Estas palavras foram removidas da entrevista quando o concerto foi transmitido pela televisão, com a BBC alegando falta de tempo como a razão par a não incluí-las.

Um ano depois, em 2011, ela teve de recorrer a um pretexto diferente quando editou as palavras “Palestina Livre” de um rap improvisado do artista Mic Righteous, em um concerto da BBC Radio 1Xtra.

Em uma performance no programa Charlie Sloth Hip Hop M1X, em fevereiro, Mic Righteous improvisou uma composição sobre o preço que paga pela fama. Mas apesar de ser famoso, disse: “Ainda posso gritar ‘Palestina Livre’ para o meu orgulho / Ainda rezo pela paz”.

Quando a performance foi reproduzida, e depois repetida em abril, as palavras “Palestina Livre” foram removidas e substituídas pelo som de vidro sendo quebrado.

   Campanha de Solidariedade à Palestina coloca uma faixa na sede da BBC de
   Londres: "Palestina existe, Palestina resiste; BBC, acabe com o seu silêncio".

Em resposta às reclamações da PSC, a BBC originalmente disse que as palavras tinham sido removidas porque poderiam soar ofensivas para algumas pessoas.

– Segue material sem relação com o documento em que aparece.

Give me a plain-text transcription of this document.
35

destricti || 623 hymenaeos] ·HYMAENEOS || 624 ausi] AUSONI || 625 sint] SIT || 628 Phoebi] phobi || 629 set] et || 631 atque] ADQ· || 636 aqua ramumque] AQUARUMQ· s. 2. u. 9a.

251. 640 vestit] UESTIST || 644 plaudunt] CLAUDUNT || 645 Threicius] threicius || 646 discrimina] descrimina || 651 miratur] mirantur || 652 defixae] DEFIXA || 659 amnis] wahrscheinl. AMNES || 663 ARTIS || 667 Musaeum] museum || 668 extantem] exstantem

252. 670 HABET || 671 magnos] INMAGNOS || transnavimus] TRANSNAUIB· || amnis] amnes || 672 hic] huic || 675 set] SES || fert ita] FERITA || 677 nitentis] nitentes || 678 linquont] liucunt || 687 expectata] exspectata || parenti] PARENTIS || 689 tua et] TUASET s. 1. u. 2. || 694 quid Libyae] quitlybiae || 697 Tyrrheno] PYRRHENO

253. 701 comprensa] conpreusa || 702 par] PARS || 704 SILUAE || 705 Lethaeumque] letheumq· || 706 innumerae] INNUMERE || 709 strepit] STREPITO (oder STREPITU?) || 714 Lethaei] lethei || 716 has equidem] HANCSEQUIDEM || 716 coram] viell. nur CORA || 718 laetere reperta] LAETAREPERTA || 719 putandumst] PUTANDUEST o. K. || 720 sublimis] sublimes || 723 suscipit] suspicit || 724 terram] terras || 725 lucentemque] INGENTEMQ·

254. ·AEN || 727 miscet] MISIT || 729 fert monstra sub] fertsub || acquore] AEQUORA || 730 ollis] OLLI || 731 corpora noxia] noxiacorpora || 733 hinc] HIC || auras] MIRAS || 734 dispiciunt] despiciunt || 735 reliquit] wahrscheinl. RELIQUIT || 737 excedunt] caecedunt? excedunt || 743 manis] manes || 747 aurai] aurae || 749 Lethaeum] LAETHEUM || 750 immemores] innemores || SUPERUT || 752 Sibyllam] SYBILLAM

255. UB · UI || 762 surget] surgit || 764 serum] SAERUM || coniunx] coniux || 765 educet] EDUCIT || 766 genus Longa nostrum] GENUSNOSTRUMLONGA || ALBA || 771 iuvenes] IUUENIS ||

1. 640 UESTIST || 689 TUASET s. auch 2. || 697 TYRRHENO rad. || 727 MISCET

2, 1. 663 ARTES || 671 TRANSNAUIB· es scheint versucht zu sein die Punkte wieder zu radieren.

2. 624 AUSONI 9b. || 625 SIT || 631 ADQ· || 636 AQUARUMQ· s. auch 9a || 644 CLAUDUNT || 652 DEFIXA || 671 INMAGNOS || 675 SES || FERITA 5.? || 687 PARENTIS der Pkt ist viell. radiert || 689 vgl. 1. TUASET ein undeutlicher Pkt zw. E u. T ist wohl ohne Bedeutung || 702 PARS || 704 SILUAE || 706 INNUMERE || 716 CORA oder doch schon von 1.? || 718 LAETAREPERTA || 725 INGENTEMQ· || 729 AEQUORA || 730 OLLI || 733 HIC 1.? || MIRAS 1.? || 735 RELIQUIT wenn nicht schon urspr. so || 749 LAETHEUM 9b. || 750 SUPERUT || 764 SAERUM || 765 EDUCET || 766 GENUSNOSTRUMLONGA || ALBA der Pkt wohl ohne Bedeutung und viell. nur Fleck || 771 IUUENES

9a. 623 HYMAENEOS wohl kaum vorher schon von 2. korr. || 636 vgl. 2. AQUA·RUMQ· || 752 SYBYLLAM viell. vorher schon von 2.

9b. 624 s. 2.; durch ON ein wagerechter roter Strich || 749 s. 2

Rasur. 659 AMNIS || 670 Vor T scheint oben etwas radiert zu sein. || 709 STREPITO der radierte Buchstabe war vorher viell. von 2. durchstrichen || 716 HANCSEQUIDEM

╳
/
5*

Quando pressionados sobre quem poderia ser ofendido pela reivindicação de um fim para a ocupação, o então editor-chefe da BBC para áudio e música, Paul Smith, disse que o produtor do programa “não editou a palavra Palestina porque é ofensiva; referências à Palestina são permitidas, mas sugerir que ela não é livre é uma questão contenciosa”.

Democracia ou ditadura?

A última desculpa da BBC para a censura (de que os comentários de Kennedy não se encaixam na linha editorial) é deprimentemente familiar. Em abril deste ano, a BBC Quatro retirou da sua programação um documentário que dava evidências arqueológicas que sugeriam que o exílio judeu do ano 70 d.C. foi um mito. É nesta história sobre o exílio que o sionismo baseia o “direito” do povo judeu a “retornar” e colonizar a terra Palestina.

Quando questionada sobre o motivo de o documentário, parte de uma temporada sobre arqueologia, ter sido removido no último minuto, a BBC disse: “o filme não se enquadra na temporada editorialmente e não foi transmitido”.

Censurar artistas e reprimir a liberdade de expressão e dissensão política é a norma para emissoras estatais em regimes ditatoriais pelo mundo. O que é preocupante é quando começamos a ver este tipo de censura sendo praticado por nossas próprias emissoras estatais, a BBC. Em uma democracia, não deveria o público ser permitido saber que Israel está engajado em apartheid e que os palestinos estão sofrendo o resultado?

A BBC diz que não transmitirá as declarações de Kennedy no festival porque não se enquadram em um programa de música clássica. Ainda assim, por séculos, arte e música têm sido usadas para fazer declarações políticas.

Por que é tão amedrontador para a BBC quando os posicionamentos políticos em questão focam na ocupação israelense e na tentativa de subjugação do povo palestino? É compreensível que Israel, o ocupante, tentaria deter o holofote contra si. Mas qual é o pretexto da BBC?

*Amena Saleem é uma jornalista e ativista que trabalha com a Campanha de Solidariedade à Palestina em Londres, no Reino Unido.